Preparing for Future Generations
By ‘Inoke Hafoka – Los Angeles, California | Salt Lake City (Glendale), Utah
Chances are you’ve heard some of these names before: Dwayne “The Rock” Johnson [Actor/Entertainer], Dinah Jane [Member of Fifth Harmony], Troy Polamalu [Pittsburg Steelers, Retired NFL Player], Jabari Parker [Milwaukee Bucks, NBA Player], and Jason Momoa [Actor]. While these celebrities have Pacific Island heritage in common (a fact that many of us Pacific Islanders enthusiastically proclaim), their celebrity makes them an anomaly in a relatively invisible community. The Native Hawaiian & Pacific Islander (NHPI) population in the United States (U.S.) is small and unique, and as a result, there are unique challenges that are largely invisible to the mainstream.
Native Hawaiian & Pacific Islanders make up less than 1% of the U.S. population, however according to research completed by the Asian Americans Advancing Justice organization this year, within a 5-year period (2010 and 2015) the NHPI population grew by 13 percent. That’s currently the second fastest growing group in the U.S. behind Asian Americans.

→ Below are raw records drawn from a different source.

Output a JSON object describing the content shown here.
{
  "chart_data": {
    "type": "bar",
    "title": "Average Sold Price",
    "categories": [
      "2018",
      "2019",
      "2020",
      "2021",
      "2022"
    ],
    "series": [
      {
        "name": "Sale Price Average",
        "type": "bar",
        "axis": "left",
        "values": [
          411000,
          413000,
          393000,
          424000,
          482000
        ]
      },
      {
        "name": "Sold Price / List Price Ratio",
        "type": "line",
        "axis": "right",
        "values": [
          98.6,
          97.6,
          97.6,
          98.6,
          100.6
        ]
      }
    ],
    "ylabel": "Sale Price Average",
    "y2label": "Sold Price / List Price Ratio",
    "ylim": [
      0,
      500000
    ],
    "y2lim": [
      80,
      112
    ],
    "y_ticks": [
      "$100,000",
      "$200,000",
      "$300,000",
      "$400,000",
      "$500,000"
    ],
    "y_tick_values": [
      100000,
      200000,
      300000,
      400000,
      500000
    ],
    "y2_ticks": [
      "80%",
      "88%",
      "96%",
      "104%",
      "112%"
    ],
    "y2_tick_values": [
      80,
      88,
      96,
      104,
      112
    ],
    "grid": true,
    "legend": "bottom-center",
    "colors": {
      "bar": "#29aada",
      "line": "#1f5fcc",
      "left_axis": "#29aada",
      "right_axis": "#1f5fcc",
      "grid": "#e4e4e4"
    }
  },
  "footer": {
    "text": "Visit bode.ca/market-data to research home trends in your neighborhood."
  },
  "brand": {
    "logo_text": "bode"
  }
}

With the rate of NHPIs growing in the U.S., there are issues that need to be addressed because they impact our NHPI community differently compared to other ethnic populations. Here are some examples of issues that affect NHPIs nationally and some local to Utah:
|EDUCATION||In 2010, 73% of NHPI youth in Utah graduated and 24% dropped out of high school, rates worse than the statewide average (78% and 19% respectively)|
|HEALTH||About 1 in 7 NHPIs nationally are uninsured, a rate higher than Whites (also Tongans, a NHPI ethnic subgroup, have a rate of about 1 in 4 that do not have insurance).|
|ECONOMIC JUSTICE & HOUSING||In Utah, NHPIs fare worse than average across multiple measures of income: Poverty rate (15% compared to 9%), higher proportion who are low-income (53% compared to 27%), and lower per capita income ($12, 446 compared to $24,895). NHPI have lower-than-average rates of home ownership in the Salt Lake City area (49% compared to 71%).|
|IMMIGRATION||Overall, NHPI subgroups have different relationships with the U.S. (i.e. – U.S. citizens, U.S. nationals, COFA, and no U.S. association), this makes the topic of immigration complex and challenging to fully comprehend.|
There are many more issues that affect the NHPI community not listed above, but what can be done about it? What is our responsibility as a community if we want to see change?
Making change is easier said than done. We have to make time during our busy lives of work, school, religious duties, family and community responsibilities, etc., to learn about the issues facing the NHPI community. If we don’t care enough to learn about what’s going on in our own community, we can’t expect someone else to, and we can’t expect things to improve. To better understand the issues that surround the NHPI community, we have to get involved and volunteer with work already being conducted by NHPIs in their communities. We will also need to do as Fitisemanu suggested and find time to speak out so that these issues are addressed. One way to ‘speak out’ is to register to vote. In 2012, there were only 58% of NHPIs registered to vote compared to 71% of the total U.S. population. We are traditionally a resourceful and resilient people. If we want our issues to be addressed, it’s our responsibility to not be ignored or have our issues be easily forgotten.
Our parents, grandparents, and family that came before sacrificed and found ways to provide for us. We must pay it forward and remember our future generations. If we do not make the necessary changes today to better the NHPI community, we will be providing our children with challenges and struggles because of the resources (or lack of) that will be available to help them survive.